In DBMS where a clear separation is maintained between the conceptual and internal levels, the DDL is used to specify the conceptual schema only. Another language, the storage definition language (SDL), is used to specify the internal schema. The mapping between the two schema may be specified in either one of these languages. For a true three-shema-architecture, one would need a third language, the view definition language (VDL), to specify user views and their mappings to the conceptual schema. Once the the database schema is compiled and the database is populated with data, users must have some means for manipulating the database. Typical manipulations include retrieval, insertions, deletion, and modification of data. The DBMS provide data manipulation language (DML) for these purposes.
It is common in current DBMS not to identify the preceding types of languages as distinct; rather, a comprehensive integrated languages can be used that includes constructs for conceptual schema definition, view definition, data manipulation and storage definition. A typical example is SQL relational database language, which represnts a combination of DDL, VDL, DML and Sdl, although the SDL component is now being removed from the language.
There are two main types of DML. A high-level or non procedural DML can be used on its own to specify complex database operations in a concise manner. Many DBMS allow high-level DML statements either to be entered interactively from a terminal or to be embedded in a general-purpose programming language. In the latter case, DML statement must be identified within the program so that hey can be processed by the DBMS. A Low-level or procedural DML must be embedded in a general-purpose programming language. This type of DML typically retrieves individual records from the database and processes each record separately. Hence, it needs to make use of programming language constructs, such as looping, to retrieve and process each individual records from a set of records.

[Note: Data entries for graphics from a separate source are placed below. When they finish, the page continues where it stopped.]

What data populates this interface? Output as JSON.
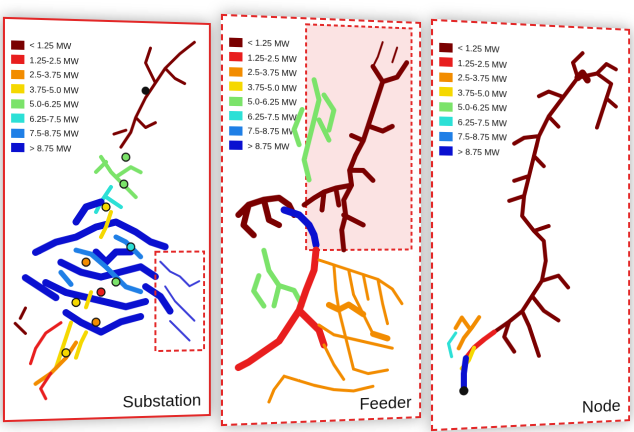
{
  "legend": [
    {
      "label": "< 1.25 MW",
      "color": "#7a0000"
    },
    {
      "label": "1.25-2.5 MW",
      "color": "#e81e1e"
    },
    {
      "label": "2.5-3.75 MW",
      "color": "#f28c00"
    },
    {
      "label": "3.75-5.0 MW",
      "color": "#f5d800"
    },
    {
      "label": "5.0-6.25 MW",
      "color": "#7be36a"
    },
    {
      "label": "6.25-7.5 MW",
      "color": "#2ce0d6"
    },
    {
      "label": "7.5-8.75 MW",
      "color": "#1f7fe6"
    },
    {
      "label": "> 8.75 MW",
      "color": "#0a10d0"
    }
  ],
  "panels": {
    "substation": {
      "label": "Substation"
    },
    "feeder": {
      "label": "Feeder"
    },
    "node": {
      "label": "Node"
    }
  },
  "colors": {
    "frame": "#e32727",
    "zoom_box_fill": "#fbe3e3"
  }
}
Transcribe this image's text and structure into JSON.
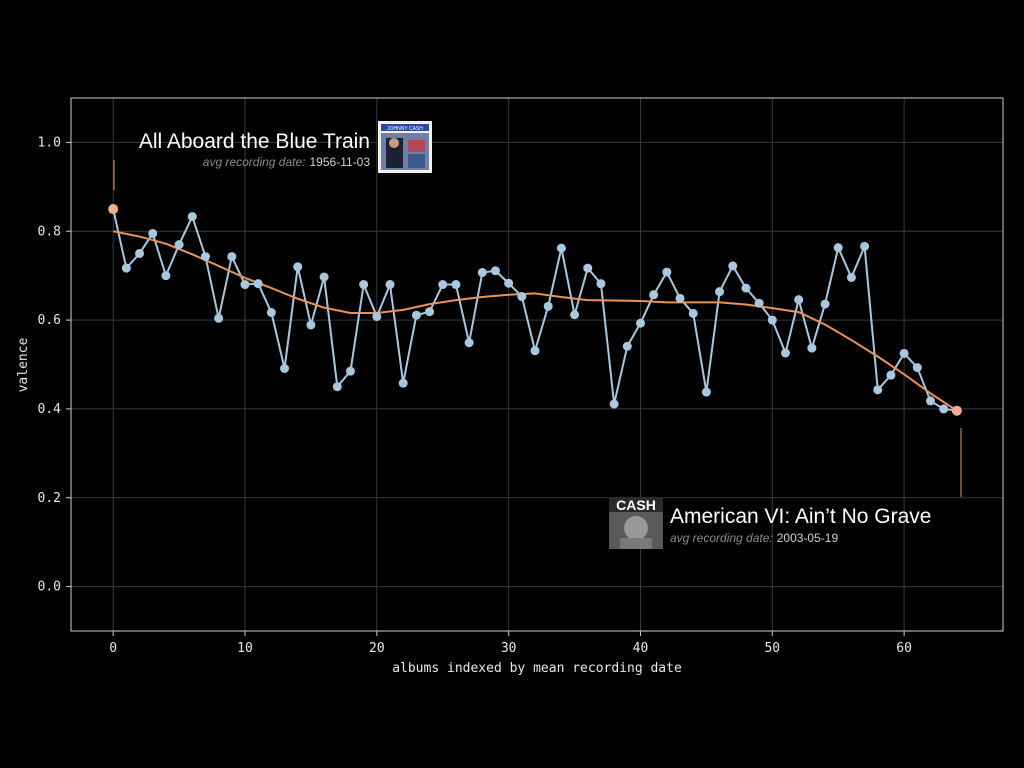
{
  "colors": {
    "background": "#000000",
    "plot_border": "#cfcfcf",
    "grid": "#3a3a3a",
    "text": "#e8e8e8",
    "series": "#a8c8df",
    "smooth": "#e8935a",
    "endpoint": "#f0b090",
    "muted_label": "#8a8a8a"
  },
  "chart_data": {
    "type": "line",
    "xlabel": "albums indexed by mean recording date",
    "ylabel": "valence",
    "xlim": [
      -3.2,
      67.5
    ],
    "ylim": [
      -0.1,
      1.1
    ],
    "xticks": [
      0,
      10,
      20,
      30,
      40,
      50,
      60
    ],
    "yticks": [
      0.0,
      0.2,
      0.4,
      0.6,
      0.8,
      1.0
    ],
    "ytick_labels": [
      "0.0",
      "0.2",
      "0.4",
      "0.6",
      "0.8",
      "1.0"
    ],
    "grid": true,
    "series": [
      {
        "x": [
          0,
          1,
          2,
          3,
          4,
          5,
          6,
          7,
          8,
          9,
          10,
          11,
          12,
          13,
          14,
          15,
          16,
          17,
          18,
          19,
          20,
          21,
          22,
          23,
          24,
          25,
          26,
          27,
          28,
          29,
          30,
          31,
          32,
          33,
          34,
          35,
          36,
          37,
          38,
          39,
          40,
          41,
          42,
          43,
          44,
          45,
          46,
          47,
          48,
          49,
          50,
          51,
          52,
          53,
          54,
          55,
          56,
          57,
          58,
          59,
          60,
          61,
          62,
          63,
          64
        ],
        "y": [
          0.85,
          0.717,
          0.75,
          0.795,
          0.7,
          0.77,
          0.833,
          0.743,
          0.604,
          0.743,
          0.68,
          0.682,
          0.617,
          0.491,
          0.72,
          0.589,
          0.697,
          0.45,
          0.485,
          0.68,
          0.608,
          0.68,
          0.458,
          0.611,
          0.619,
          0.68,
          0.68,
          0.549,
          0.707,
          0.711,
          0.683,
          0.653,
          0.531,
          0.631,
          0.762,
          0.612,
          0.717,
          0.682,
          0.411,
          0.541,
          0.593,
          0.657,
          0.708,
          0.649,
          0.615,
          0.438,
          0.664,
          0.722,
          0.672,
          0.638,
          0.6,
          0.526,
          0.646,
          0.537,
          0.636,
          0.763,
          0.696,
          0.766,
          0.443,
          0.476,
          0.525,
          0.493,
          0.418,
          0.4,
          0.396
        ]
      },
      {
        "x": [
          0,
          2,
          4,
          6,
          8,
          10,
          12,
          14,
          16,
          18,
          20,
          22,
          24,
          26,
          28,
          30,
          32,
          34,
          36,
          38,
          40,
          42,
          44,
          46,
          48,
          50,
          52,
          54,
          56,
          58,
          60,
          62,
          64
        ],
        "y": [
          0.8,
          0.788,
          0.772,
          0.748,
          0.722,
          0.695,
          0.672,
          0.648,
          0.628,
          0.616,
          0.616,
          0.623,
          0.636,
          0.645,
          0.652,
          0.657,
          0.66,
          0.652,
          0.645,
          0.644,
          0.643,
          0.64,
          0.64,
          0.64,
          0.635,
          0.627,
          0.618,
          0.59,
          0.555,
          0.518,
          0.478,
          0.435,
          0.396
        ]
      }
    ],
    "annotations": [
      {
        "title": "All Aboard the Blue Train",
        "date_label": "avg recording date:",
        "date_value": "1956-11-03",
        "x": 0,
        "y": 0.85
      },
      {
        "title": "American VI: Ain’t No Grave",
        "date_label": "avg recording date:",
        "date_value": "2003-05-19",
        "x": 64,
        "y": 0.396
      }
    ],
    "album_cover_texts": {
      "first": "JOHNNY CASH",
      "second": "CASH"
    }
  }
}
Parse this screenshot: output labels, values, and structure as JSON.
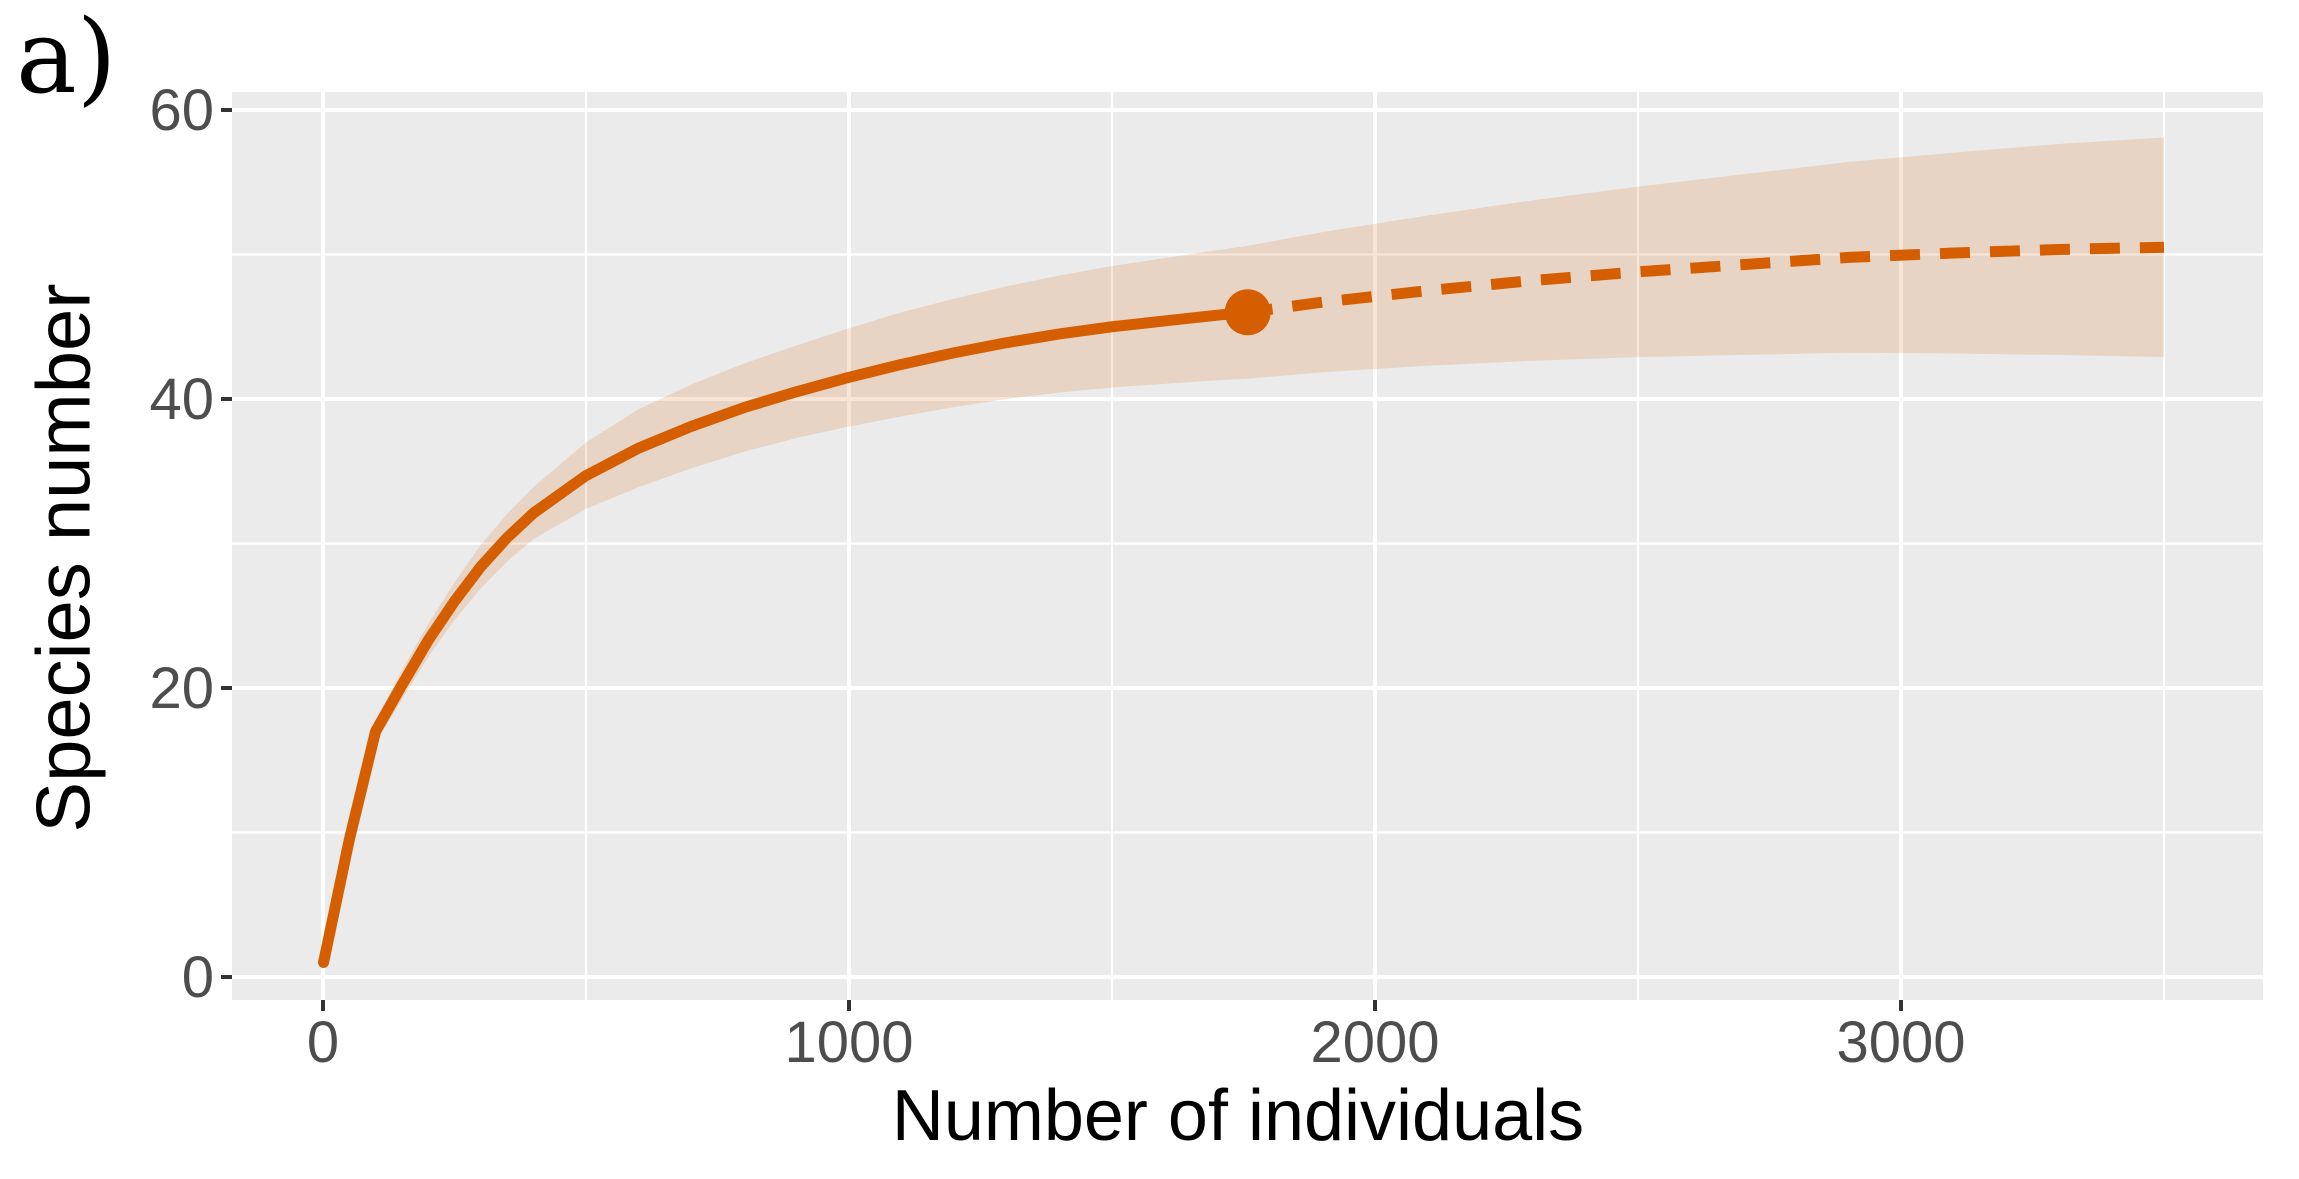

Low level DML, such as SQL, can specify and retrieve many records in a single DML statement and are hence called set-at-a time or set-oriented DML. A query in a high-level DML, often specify what is to be retrieved rather than how to retrieve the data; hence, such languages are also called declarative.
Whatever DML commands, whether high-level or low-level, are embedded ina general-purpose programming language, that language is called the host language and the DML is called the data sub-language. In newer DBMS, such as object-oriented systems, the host and data sub-languages typically form one integrated language such as C++. On the other hand, a high-level DML used in a stand-alone interactive manner is called a query language. In general both retrieval and update commands of a high-level DML may be used interactively and are hence considered part of the query language.
Causal end users typically use a high-level query language to specify their requests, wheres programmers use DML in its embedded form. For naïve and parametric users, there usually are user friendly interfaces for interacting with the data base; these can also be used by casual users or others who do not want to learn the details of a high-level query language.